飄々と笑う裏で、大切なものを守る力を持っていることを知っているから。
だから、そんなこと思わないのだけれど。



今は違う。
神子を庇って姿勢を崩している今は。
きっと、避けることも受けることも、できない。



思考と同時に体が動く。
どうしたらいい、とか、そんなことわからない。
とにかく、あの刃を彼に届かせてはダメだ。
その一心で彼の元まで駆ける。



一閃。



胸に衝撃が走った。
その後、とてつもない熱と痛みが襲ってくる。
声が抑えられない。
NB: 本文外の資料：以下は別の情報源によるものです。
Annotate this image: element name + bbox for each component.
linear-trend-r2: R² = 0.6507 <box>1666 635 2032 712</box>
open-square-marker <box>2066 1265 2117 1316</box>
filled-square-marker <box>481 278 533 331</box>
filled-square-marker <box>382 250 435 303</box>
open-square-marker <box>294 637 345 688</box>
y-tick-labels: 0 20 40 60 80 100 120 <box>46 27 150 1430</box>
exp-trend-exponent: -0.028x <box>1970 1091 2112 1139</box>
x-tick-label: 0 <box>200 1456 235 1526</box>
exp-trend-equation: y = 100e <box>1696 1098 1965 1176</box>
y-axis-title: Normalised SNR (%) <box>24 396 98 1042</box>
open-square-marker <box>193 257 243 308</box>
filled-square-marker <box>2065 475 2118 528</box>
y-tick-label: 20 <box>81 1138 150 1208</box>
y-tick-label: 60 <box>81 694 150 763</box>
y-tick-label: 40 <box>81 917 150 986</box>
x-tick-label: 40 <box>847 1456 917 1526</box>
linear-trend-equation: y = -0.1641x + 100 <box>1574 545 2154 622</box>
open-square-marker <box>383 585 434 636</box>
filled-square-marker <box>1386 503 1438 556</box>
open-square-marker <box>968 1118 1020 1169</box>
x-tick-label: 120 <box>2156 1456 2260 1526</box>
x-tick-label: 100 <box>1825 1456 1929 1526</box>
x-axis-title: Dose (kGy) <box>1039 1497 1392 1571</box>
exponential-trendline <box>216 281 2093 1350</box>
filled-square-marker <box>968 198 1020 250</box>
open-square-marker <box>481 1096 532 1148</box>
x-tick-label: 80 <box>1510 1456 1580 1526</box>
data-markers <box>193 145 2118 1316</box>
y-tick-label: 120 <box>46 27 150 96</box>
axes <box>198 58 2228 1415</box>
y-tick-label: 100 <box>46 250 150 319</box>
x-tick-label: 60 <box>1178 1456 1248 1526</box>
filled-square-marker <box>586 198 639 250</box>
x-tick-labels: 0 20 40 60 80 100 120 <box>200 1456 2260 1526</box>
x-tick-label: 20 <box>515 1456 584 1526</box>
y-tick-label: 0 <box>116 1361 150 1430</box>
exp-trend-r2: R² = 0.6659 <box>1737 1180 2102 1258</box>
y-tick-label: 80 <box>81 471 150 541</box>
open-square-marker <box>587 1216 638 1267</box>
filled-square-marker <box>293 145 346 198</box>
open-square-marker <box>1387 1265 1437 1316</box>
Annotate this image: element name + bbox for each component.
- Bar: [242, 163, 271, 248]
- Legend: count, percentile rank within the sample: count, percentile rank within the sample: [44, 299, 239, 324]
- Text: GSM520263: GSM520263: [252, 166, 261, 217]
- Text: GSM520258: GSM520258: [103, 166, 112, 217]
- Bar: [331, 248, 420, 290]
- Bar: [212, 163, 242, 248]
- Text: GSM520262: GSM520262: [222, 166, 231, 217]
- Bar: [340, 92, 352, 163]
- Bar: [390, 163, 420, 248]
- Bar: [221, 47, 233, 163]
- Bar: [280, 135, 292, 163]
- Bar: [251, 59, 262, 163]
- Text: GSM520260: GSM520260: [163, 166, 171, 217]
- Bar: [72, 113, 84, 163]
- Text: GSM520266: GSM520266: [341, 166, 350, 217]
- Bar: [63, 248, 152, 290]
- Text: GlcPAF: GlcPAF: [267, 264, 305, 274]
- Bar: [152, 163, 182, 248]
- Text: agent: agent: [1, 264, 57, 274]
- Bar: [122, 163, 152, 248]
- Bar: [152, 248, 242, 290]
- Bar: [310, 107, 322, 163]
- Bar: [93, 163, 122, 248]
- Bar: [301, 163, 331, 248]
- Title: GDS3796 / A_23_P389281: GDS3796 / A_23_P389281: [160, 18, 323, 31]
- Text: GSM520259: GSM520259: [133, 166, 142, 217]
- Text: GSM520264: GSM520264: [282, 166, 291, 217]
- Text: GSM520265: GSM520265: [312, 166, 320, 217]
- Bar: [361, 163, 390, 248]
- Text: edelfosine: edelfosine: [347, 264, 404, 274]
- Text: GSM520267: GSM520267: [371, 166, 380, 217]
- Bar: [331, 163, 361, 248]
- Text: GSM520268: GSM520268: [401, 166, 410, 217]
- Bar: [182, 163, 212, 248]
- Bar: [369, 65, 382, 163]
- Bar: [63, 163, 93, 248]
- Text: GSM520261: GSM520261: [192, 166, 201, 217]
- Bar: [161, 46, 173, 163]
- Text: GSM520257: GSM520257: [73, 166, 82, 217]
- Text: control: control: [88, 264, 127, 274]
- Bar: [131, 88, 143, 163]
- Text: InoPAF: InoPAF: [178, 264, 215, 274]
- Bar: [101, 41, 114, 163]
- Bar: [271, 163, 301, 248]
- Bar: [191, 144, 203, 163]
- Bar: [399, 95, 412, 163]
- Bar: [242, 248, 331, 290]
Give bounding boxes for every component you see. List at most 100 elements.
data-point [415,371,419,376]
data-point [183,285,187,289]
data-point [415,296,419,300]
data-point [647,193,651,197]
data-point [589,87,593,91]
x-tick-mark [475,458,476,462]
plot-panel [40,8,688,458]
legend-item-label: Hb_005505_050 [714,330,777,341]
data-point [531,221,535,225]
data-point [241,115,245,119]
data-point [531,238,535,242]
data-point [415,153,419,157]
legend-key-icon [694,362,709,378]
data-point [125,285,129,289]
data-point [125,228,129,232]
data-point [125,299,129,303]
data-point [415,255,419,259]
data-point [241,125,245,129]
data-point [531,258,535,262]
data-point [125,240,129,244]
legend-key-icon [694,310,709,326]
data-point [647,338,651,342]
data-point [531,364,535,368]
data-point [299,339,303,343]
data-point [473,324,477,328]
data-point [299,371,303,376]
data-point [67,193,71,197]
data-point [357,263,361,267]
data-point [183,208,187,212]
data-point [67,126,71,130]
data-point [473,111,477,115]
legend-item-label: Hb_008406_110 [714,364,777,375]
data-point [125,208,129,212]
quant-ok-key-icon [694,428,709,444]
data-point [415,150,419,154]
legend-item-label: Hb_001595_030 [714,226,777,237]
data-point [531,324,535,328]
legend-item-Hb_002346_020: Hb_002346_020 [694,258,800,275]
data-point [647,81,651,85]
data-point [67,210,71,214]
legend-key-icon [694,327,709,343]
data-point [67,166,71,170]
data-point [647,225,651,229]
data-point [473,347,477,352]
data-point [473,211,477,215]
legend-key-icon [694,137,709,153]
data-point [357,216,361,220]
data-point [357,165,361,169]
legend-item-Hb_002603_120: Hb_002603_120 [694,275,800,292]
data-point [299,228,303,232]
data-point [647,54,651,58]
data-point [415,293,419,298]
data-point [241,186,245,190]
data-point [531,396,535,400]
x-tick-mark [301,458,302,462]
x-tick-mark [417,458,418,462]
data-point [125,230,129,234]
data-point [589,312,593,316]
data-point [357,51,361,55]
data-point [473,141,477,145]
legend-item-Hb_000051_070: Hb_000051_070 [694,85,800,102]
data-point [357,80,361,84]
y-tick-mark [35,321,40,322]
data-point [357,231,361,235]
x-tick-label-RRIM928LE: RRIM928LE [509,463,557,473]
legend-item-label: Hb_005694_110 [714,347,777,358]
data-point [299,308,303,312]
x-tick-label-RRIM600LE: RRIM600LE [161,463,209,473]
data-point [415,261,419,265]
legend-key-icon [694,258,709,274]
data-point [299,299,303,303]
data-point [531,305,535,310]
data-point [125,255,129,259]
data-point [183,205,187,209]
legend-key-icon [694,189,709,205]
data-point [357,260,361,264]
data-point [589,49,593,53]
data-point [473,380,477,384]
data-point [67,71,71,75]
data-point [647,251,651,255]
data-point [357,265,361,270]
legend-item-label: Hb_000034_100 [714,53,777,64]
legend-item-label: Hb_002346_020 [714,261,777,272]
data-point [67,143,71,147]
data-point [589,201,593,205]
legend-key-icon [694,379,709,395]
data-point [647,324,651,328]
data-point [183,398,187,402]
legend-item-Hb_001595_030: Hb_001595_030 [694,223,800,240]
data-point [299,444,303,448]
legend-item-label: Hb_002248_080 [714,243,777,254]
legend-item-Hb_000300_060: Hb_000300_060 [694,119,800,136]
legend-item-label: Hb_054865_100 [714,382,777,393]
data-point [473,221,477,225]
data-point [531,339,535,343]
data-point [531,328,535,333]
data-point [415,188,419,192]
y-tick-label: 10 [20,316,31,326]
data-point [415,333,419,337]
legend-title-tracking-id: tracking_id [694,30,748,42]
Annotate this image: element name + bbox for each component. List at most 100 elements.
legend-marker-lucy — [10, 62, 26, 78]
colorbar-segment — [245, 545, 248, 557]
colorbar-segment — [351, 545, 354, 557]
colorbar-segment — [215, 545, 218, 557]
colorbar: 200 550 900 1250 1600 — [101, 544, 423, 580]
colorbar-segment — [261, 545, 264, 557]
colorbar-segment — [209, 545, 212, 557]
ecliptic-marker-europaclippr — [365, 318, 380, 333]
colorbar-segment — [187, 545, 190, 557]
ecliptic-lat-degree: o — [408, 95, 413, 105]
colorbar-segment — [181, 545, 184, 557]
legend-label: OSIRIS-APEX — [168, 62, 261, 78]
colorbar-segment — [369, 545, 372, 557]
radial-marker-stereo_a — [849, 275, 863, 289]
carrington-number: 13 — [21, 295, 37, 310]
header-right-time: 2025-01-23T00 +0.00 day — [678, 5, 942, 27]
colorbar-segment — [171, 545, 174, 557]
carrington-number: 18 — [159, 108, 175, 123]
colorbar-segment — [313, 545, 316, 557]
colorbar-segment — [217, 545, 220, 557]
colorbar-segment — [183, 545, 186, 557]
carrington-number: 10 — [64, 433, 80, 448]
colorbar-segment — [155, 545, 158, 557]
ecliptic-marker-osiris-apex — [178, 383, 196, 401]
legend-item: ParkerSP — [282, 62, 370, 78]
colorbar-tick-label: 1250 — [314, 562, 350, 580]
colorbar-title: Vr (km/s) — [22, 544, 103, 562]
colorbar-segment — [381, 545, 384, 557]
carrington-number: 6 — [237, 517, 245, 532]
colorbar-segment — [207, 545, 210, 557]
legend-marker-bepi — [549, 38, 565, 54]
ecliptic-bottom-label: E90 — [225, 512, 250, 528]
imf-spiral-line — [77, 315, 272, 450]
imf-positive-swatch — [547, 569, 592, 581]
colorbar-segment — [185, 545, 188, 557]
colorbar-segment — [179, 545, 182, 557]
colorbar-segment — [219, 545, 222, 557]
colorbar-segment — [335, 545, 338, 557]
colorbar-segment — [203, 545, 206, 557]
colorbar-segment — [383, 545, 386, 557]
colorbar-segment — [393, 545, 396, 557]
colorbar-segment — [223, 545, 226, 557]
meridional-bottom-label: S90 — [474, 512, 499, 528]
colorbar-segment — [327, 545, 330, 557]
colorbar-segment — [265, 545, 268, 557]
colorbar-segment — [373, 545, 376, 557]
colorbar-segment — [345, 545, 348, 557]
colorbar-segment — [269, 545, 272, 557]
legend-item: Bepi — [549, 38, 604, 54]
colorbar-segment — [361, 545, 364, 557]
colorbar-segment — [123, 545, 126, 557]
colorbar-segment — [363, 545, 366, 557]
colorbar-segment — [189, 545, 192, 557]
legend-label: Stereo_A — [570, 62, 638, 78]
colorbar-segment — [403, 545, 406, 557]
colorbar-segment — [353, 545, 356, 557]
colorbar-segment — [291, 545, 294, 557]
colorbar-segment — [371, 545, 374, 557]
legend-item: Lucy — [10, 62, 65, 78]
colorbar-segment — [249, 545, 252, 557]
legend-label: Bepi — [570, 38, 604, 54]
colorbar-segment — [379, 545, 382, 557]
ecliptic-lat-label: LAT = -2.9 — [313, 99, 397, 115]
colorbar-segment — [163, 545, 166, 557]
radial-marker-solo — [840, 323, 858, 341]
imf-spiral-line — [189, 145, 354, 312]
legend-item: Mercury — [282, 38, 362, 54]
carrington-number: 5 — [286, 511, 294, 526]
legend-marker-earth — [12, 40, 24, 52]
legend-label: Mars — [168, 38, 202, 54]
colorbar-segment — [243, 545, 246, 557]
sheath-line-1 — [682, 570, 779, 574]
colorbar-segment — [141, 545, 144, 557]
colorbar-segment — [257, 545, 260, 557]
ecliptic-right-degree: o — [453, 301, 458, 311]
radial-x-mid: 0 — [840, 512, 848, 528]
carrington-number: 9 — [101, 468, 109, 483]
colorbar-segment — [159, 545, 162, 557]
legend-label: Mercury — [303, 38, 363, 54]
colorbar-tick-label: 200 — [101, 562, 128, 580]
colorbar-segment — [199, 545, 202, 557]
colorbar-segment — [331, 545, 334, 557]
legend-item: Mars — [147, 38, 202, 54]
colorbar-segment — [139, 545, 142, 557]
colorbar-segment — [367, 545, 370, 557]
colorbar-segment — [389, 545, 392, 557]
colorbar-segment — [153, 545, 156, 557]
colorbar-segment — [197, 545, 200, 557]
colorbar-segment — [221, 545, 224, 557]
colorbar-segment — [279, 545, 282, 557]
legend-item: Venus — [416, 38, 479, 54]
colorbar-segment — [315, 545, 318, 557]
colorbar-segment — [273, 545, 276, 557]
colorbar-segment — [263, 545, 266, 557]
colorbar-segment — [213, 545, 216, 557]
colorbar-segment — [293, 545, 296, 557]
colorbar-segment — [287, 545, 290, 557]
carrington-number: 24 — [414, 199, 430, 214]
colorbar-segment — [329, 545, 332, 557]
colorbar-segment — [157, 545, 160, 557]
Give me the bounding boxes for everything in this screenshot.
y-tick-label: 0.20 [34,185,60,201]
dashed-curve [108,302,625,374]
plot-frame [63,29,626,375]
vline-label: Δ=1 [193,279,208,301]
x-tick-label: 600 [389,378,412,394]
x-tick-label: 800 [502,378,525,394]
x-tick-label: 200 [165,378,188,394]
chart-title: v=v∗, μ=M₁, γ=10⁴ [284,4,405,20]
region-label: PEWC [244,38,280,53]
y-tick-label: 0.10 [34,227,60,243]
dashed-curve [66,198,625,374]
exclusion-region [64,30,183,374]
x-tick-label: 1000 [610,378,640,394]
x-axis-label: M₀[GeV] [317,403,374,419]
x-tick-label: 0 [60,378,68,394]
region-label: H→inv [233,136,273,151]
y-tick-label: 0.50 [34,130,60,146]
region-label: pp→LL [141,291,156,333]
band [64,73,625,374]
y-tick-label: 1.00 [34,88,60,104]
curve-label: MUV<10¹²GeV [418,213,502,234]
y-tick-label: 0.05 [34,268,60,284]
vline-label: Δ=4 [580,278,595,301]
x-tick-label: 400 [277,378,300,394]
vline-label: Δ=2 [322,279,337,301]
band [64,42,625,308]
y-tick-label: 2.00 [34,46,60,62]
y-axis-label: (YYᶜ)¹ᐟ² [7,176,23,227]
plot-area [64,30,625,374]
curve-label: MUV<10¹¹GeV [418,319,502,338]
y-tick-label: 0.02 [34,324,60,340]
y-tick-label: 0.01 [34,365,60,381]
喉までも熱い。



「――柚葉!」



背後から聞こえる、彼の声。
私を呼ぶ、声だ。
それに応えようとして、ゴポリと口に液体が上がってくる。
邪魔だな、気持ち悪い。
そう思うけれど、それを拭うことはできない。



息ができなくて、苦しい。
振り返ろうとして、うまくいかずに、無様に崩れゆく体。
地に打ち付けた体がまた痛くて、たまらない。



「柚葉!柚葉!!」



駆け寄ってきた彼に抱き起こされる。
泣きそうに歪められた、綺麗な顔。
こんな必死な形相は、初めて見た。



「…なか…いで…」



初めて見る表情は、私だけのもの。
ずっと神子を追っていた、でも今は私だけを写すあなたの瞳。
痛みの中確かに感じる優越感に口元が上がる。
こんな状況で、私は確かに幸せを感じている。



あぁ、でももう限界だ。



痛みはもう遥か遠く。
体は急速に冷えていく。
息苦しさだけが浮き彫りにされて。
もうあなたの顔も見えない。



「…だいすき」



ようやく音にした言葉。
頬に暖かいものが、伝った気がした。






(あとがき)
お題サイト秋桜の「傷つけあった恋」よりお借りしました。
イメージはヒノエ君でしたが、他のキャラでもいけそうですね。
表現が拙くて緊迫感が伝わらない…。